O festival conta ainda com a presença de duas Unidades Móveis de Atendimento, em parceria com a Coordenação Municipal de Políticas para LGBTI+, sendo uma unidade LGBTI+ e outra para Atendimento às Mulheres, cujo foco é ampliar a rede de proteção na cidade de São Paulo, garantindo acesso aos serviços da rede de enfrentamento à violência contra a mulher.
Expositores
A Feira do Livro tem como preocupação central a bibliodiversidade, isto é, a presença de editores e autores de perfis diversos, trazendo diferentes pontos de vista para o debate. Como forma de garantir esse aspecto fundamental da circulação de ideias, em 2026 o festival recebe mais de 160 expositores, entre editoras, livrarias e instituições ligadas ao livro. A lista completa está disponível em afeiradolivro.com.br.
Apoios e parcerias
A Feira do Livro é uma realização da Associação Quatro Cinco Um, organização voltada para a difusão do livro no Brasil, da Maré Produções, empresa especializada em exposições de arte, e do Ministério da Cultura, por meio da Lei Rouanet.
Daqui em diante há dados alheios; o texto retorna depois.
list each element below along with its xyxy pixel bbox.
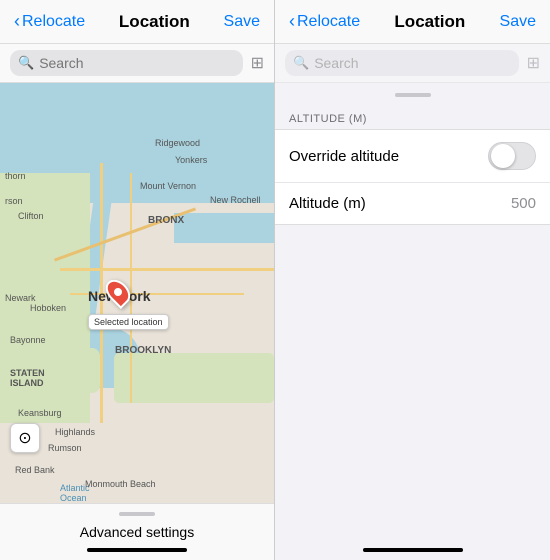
locate-me-button[interactable]: ⊙ [10, 423, 40, 453]
label-rumson: Rumson [48, 443, 82, 453]
right-map-icon: ⊞ [527, 53, 540, 73]
location-pin[interactable]: Selected location [108, 278, 128, 306]
long-island-land [114, 353, 274, 403]
right-back-label: Relocate [297, 13, 360, 31]
road-v2 [130, 173, 132, 403]
map-toggle-icon[interactable]: ⊞ [251, 53, 264, 73]
right-drag-handle-container [275, 83, 550, 107]
label-highlands: Highlands [55, 427, 95, 437]
altitude-section-header: ALTITUDE (M) [275, 107, 550, 129]
label-atlantic: AtlanticOcean [60, 483, 90, 503]
staten-island-land [30, 348, 100, 393]
right-search-input [314, 55, 510, 71]
label-red-bank: Red Bank [15, 465, 55, 475]
right-panel: ‹ Relocate Location Save 🔍 ⊞ ALTITUDE (M… [275, 0, 550, 560]
left-back-label: Relocate [22, 13, 85, 31]
right-search-icon: 🔍 [293, 55, 309, 71]
override-altitude-row: Override altitude [275, 130, 550, 183]
road-h1 [60, 268, 274, 271]
left-back-button[interactable]: ‹ Relocate [14, 11, 85, 32]
left-drag-handle[interactable] [119, 512, 155, 516]
toggle-knob [491, 144, 515, 168]
map-canvas: Ridgewood Yonkers thorn Mount Vernon New… [0, 83, 274, 503]
altitude-value: 500 [511, 195, 536, 212]
left-nav-title: Location [119, 12, 190, 32]
right-search-wrap: 🔍 [285, 50, 519, 76]
altitude-settings-group: Override altitude Altitude (m) 500 [275, 129, 550, 225]
left-search-wrap: 🔍 [10, 50, 243, 76]
left-nav-bar: ‹ Relocate Location Save [0, 0, 274, 44]
label-monmouth: Monmouth Beach [85, 479, 156, 489]
right-home-indicator-wrap [275, 548, 550, 560]
right-nav-bar: ‹ Relocate Location Save [275, 0, 550, 44]
altitude-value-row: Altitude (m) 500 [275, 183, 550, 224]
left-save-button[interactable]: Save [224, 13, 260, 31]
override-altitude-label: Override altitude [289, 148, 399, 165]
advanced-settings-button[interactable]: Advanced settings [80, 524, 194, 540]
road-v1 [100, 163, 103, 423]
left-search-icon: 🔍 [18, 55, 34, 71]
left-chevron-icon: ‹ [14, 11, 20, 32]
right-back-button[interactable]: ‹ Relocate [289, 11, 360, 32]
right-drag-handle[interactable] [395, 93, 431, 97]
pin-label: Selected location [88, 314, 169, 330]
right-nav-title: Location [394, 12, 465, 32]
right-search-bar: 🔍 ⊞ [275, 44, 550, 83]
right-bottom-space [275, 225, 550, 548]
left-bottom-bar: Advanced settings [0, 503, 274, 560]
map-container[interactable]: Ridgewood Yonkers thorn Mount Vernon New… [0, 83, 274, 503]
left-search-input[interactable] [39, 55, 234, 71]
locate-icon: ⊙ [18, 428, 31, 448]
left-search-bar: 🔍 ⊞ [0, 44, 274, 83]
right-home-indicator [363, 548, 463, 552]
altitude-label: Altitude (m) [289, 195, 366, 212]
road-h2 [70, 293, 244, 295]
right-save-button[interactable]: Save [500, 13, 536, 31]
left-home-indicator [87, 548, 187, 552]
li-sound [174, 213, 274, 243]
override-altitude-toggle[interactable] [488, 142, 536, 170]
left-panel: ‹ Relocate Location Save 🔍 ⊞ [0, 0, 275, 560]
right-chevron-icon: ‹ [289, 11, 295, 32]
A edição de 2026 tem patrocínio ouro do Mercado Livre, da Motiva e da Prefeitura de São Paulo, e prata do Itaú e Laranjinha Itaú. Juntos, os patrocinadores reforçam seu compromisso com o acesso à cultura, à leitura e à democratização do conhecimento. Conta ainda com o apoio do Pinheiro Neto Advogados, do Instituto Ibirapitanga, do Enjoei e da Companhia das Letras, além de parceria institucional da Livraria da Travessa, da Mercado Livre Arena Pacaembu, da SP Livro, e do Museu do Futebol, junto à Secretaria da Cultura, Economia e Indústria Criativas do Estado de São Paulo. O evento também tem o apoio institucional da Embaixada da França no Brasil, do Instituto Camões, da Arco Educação, do Ministério das Relações Exteriores do Uruguai, do Instituto Ramon Llull, da Gráfica Viena, da Chambril, da Kiro, da Frida & Mina, do INNSiDE by Meliá São Paulo Higienópolis, do Ernesto Tzirulnik Advocacia, da Ecooar, da ArPa, da ,ovo e do Bubu restaurante. A visibilidade e a difusão d’A Feira do Livro 2026 são ampliadas por meio de parcerias de mídia com a Quatro Cinco Um, Folha de S. Paulo, UOL, TV Brasil, Rádio Nacional, JCDecaux, Piauí, CartaCapital, Mídia Ninja, Nexo, Gama e PublishNews, que potencializam o alcance do evento.